James Fenimore Cooper: The Last of the Mohicans

CHAPTER 3 (continued)

"It can't be denied that your traditions tell you true in both these matters," said the white man; "for I have been there, and have seen them, though why water, which is so sweet in the shade, should become bitter in the sun, is an alteration for which I have never been able to account."

"And the current!" demanded the Indian, who expected his reply with that sort of interest that a man feels in the confirmation of testimony, at which he marvels even while he respects it; "the fathers of Chingachgook have not lied!"

"The holy Bible is not more true, and that is the truest thing in nature. They call this up-stream current the tide, which is a thing soon explained, and clear enough. Six hours the waters run in, and six hours they run out, and the reason is this: when there is higher water in the sea than in the river, they run in until the river gets to be highest, and then it runs out again."

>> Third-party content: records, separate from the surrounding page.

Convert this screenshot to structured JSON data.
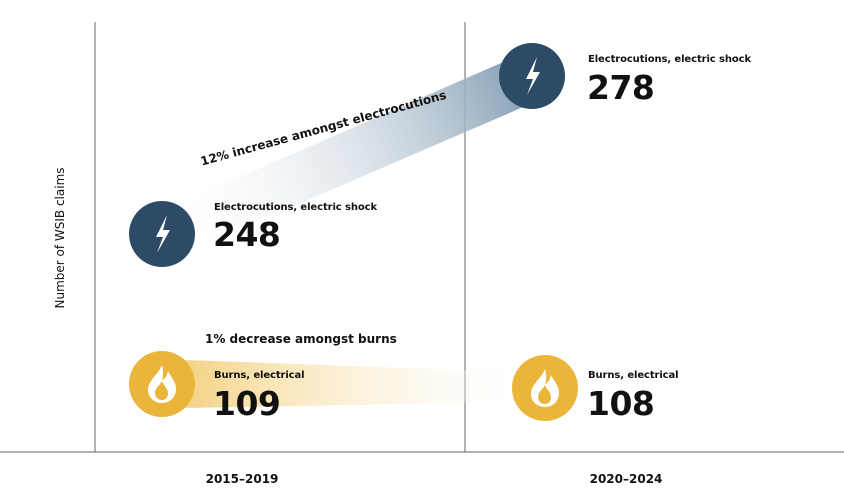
{
  "chart_data": {
    "type": "slope",
    "ylabel": "Number of WSIB claims",
    "categories": [
      "2015–2019",
      "2020–2024"
    ],
    "series": [
      {
        "name": "Electrocutions, electric shock",
        "values": [
          248,
          278
        ],
        "icon": "lightning-bolt-icon",
        "color": "#2d4a66",
        "band_color": "#8ea6ba",
        "annotation": "12% increase amongst electrocutions"
      },
      {
        "name": "Burns, electrical",
        "values": [
          109,
          108
        ],
        "icon": "flame-icon",
        "color": "#ebb53b",
        "band_color": "#f5d488",
        "annotation": "1% decrease amongst burns"
      }
    ],
    "grid": false
  }
}
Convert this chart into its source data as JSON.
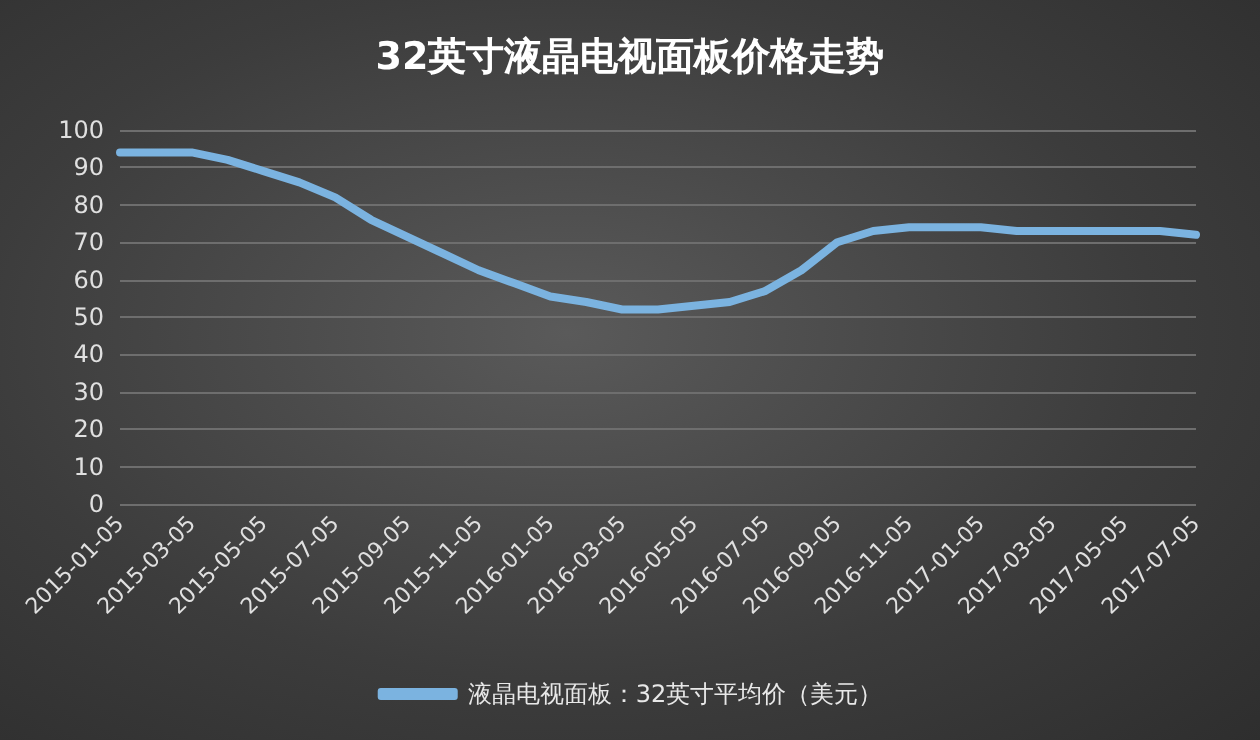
{
  "chart_data": {
    "type": "line",
    "title": "32英寸液晶电视面板价格走势",
    "categories": [
      "2015-01-05",
      null,
      "2015-03-05",
      null,
      "2015-05-05",
      null,
      "2015-07-05",
      null,
      "2015-09-05",
      null,
      "2015-11-05",
      null,
      "2016-01-05",
      null,
      "2016-03-05",
      null,
      "2016-05-05",
      null,
      "2016-07-05",
      null,
      "2016-09-05",
      null,
      "2016-11-05",
      null,
      "2017-01-05",
      null,
      "2017-03-05",
      null,
      "2017-05-05",
      null,
      "2017-07-05"
    ],
    "series": [
      {
        "name": "液晶电视面板：32英寸平均价（美元）",
        "color": "#7bb3e0",
        "values": [
          94,
          94,
          94,
          92,
          89,
          86,
          82,
          76,
          71.5,
          67,
          62.5,
          59,
          55.5,
          54,
          52,
          52,
          53,
          54,
          57,
          62.5,
          70,
          73,
          74,
          74,
          74,
          73,
          73,
          73,
          73,
          73,
          72
        ]
      }
    ],
    "ylim": [
      0,
      100
    ],
    "yticks": [
      0,
      10,
      20,
      30,
      40,
      50,
      60,
      70,
      80,
      90,
      100
    ],
    "grid": "y",
    "legend": "bottom",
    "marker": "none",
    "line_style": "solid"
  }
}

"The waters in the woods, and on the great lakes, run downward until they lie like my hand," said the Indian, stretching the limb horizontally before him, "and then they run no more."

"No honest man will deny it," said the scout, a little nettled at the implied distrust of his explanation of the mystery of the tides; "and I grant that it is true on the small scale, and where the land is level. But everything depends on what scale you look at things. Now, on the small scale, the 'arth is level; but on the large scale it is round. In this manner, pools and ponds, and even the great fresh-water lakes, may be stagnant, as you and I both know they are, having seen them; but when you come to spread water over a great tract, like the sea, where the earth is round, how in reason can the water be quiet? You might as well expect the river to lie still on the brink of those black rocks a mile above us, though your own ears tell you that it is tumbling over them at this very moment."

If unsatisfied by the philosophy of his companion, the Indian was far too dignified to betray his unbelief. He listened like one who was convinced, and resumed his narrative in his former solemn manner.